Mariposa Battalion was a California Militia unit formed in 1851 to defeat the Ahwahnechee and Chowchillas in the Mariposa War, a part of the California genocide.

After a force under Mariposa County Sheriff James Burney was found unequal to the task of defeating the Native Californians, Burney made an appeal to Governor John McDougal for help. This led to authorizing an organization of two hundred men into the Mariposa Battalion.

The Mariposa Battalion was mustered 12 February 1851. Sheriff Burney was the first choice for the major to command the unit, but Burney declined due to his other responsibilities in Mariposa. Instead, James D. Savage was chosen as major, primarily due to his scouting abilities. The battalion was divided into three companies: Company A commanded by John J. Kuykendall, with seventy men; Company B under John Boling, with seventy-two men; and Company C, under William Dill, with fifty-five men. Other officers elected included M. B. Lewis as Adjutant, A. Brunson as surgeon and Vincent Hailor as guide.

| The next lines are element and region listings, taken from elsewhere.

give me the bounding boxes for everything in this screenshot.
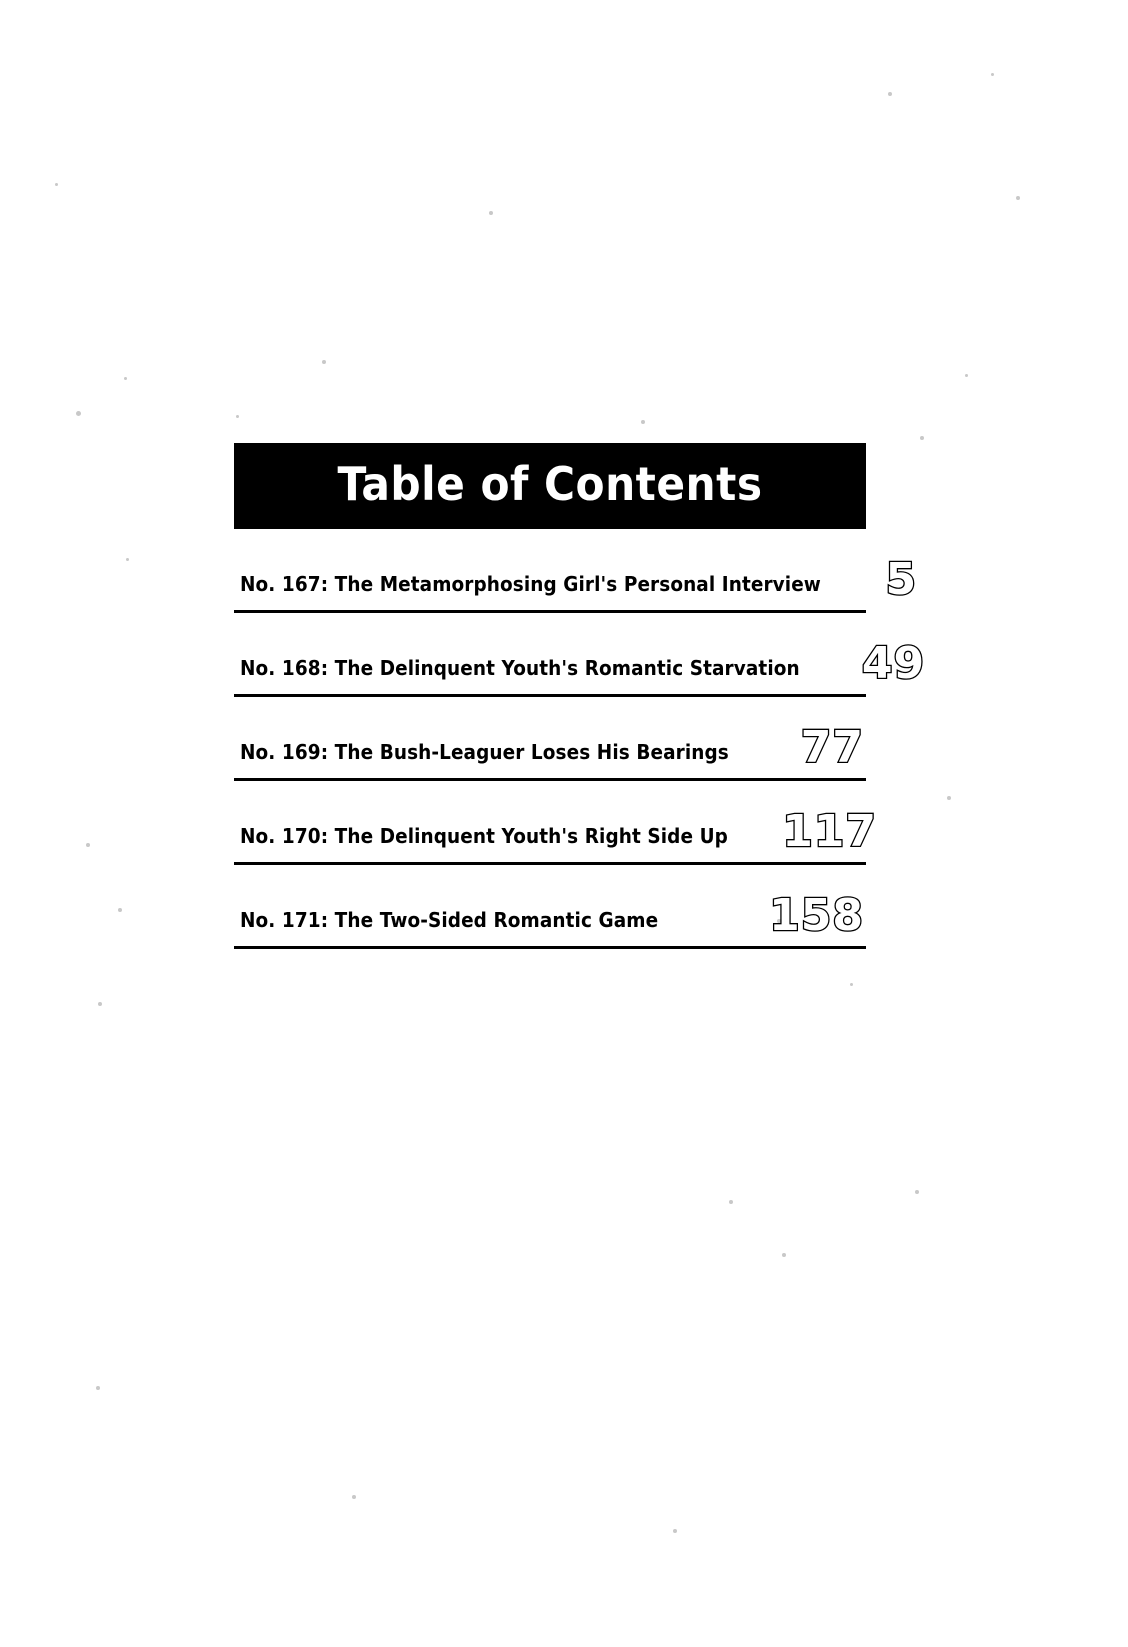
paper-speck — [55, 183, 58, 186]
paper-speck — [76, 411, 81, 416]
paper-speck — [888, 92, 892, 96]
paper-speck — [352, 1495, 356, 1499]
page-title: Table of Contents — [337, 457, 763, 511]
toc-entry-list — [234, 529, 926, 949]
paper-speck — [1016, 196, 1020, 200]
paper-speck — [118, 908, 122, 912]
paper-speck — [729, 1200, 733, 1204]
toc-entry-title: No. 169: The Bush-Leaguer Loses His Bearings — [240, 740, 729, 764]
toc-entry-page-number: 49 — [861, 638, 926, 689]
toc-entry-page-number: 158 — [769, 890, 864, 941]
toc-entry[interactable] — [234, 781, 878, 865]
paper-speck — [489, 211, 493, 215]
toc-entry[interactable] — [234, 529, 918, 613]
toc-entry[interactable] — [234, 697, 866, 781]
toc-entry-title: No. 170: The Delinquent Youth's Right Side Up — [240, 824, 728, 848]
paper-speck — [322, 360, 326, 364]
paper-speck — [86, 843, 90, 847]
table-of-contents — [234, 443, 926, 949]
toc-entry-page-number: 77 — [800, 722, 864, 773]
paper-speck — [782, 1253, 786, 1257]
paper-speck — [965, 374, 968, 377]
paper-speck — [920, 436, 924, 440]
paper-speck — [236, 415, 239, 418]
toc-entry-title: No. 168: The Delinquent Youth's Romantic Starvation — [240, 656, 800, 680]
toc-entry-title: No. 171: The Two-Sided Romantic Game — [240, 908, 659, 932]
paper-speck — [98, 1002, 102, 1006]
toc-title-banner — [234, 443, 866, 529]
paper-speck — [641, 420, 645, 424]
toc-entry-page-number: 117 — [782, 806, 878, 857]
paper-speck — [850, 983, 853, 986]
toc-entry[interactable] — [234, 865, 866, 949]
paper-speck — [947, 796, 951, 800]
paper-speck — [915, 1190, 919, 1194]
paper-speck — [673, 1529, 677, 1533]
paper-speck — [126, 558, 129, 561]
paper-speck — [991, 73, 994, 76]
toc-entry-title: No. 167: The Metamorphosing Girl's Personal Interview — [240, 572, 821, 596]
paper-speck — [124, 377, 127, 380]
toc-entry[interactable] — [234, 613, 926, 697]
toc-entry-page-number: 5 — [885, 554, 918, 605]
paper-speck — [96, 1386, 100, 1390]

A camp was established 2+1/2 mi from the town of Mariposa near Savage's Agua Fria trading post. As part of the Mariposa War, the battalion entered the Yosemite Valley and burned Native American villages and food supplies and forcibly relocated people from their homes in the valley. To Tu Ya "Maria" Lebrado Ydrte was one of the survivors and later retold the story of the massacre.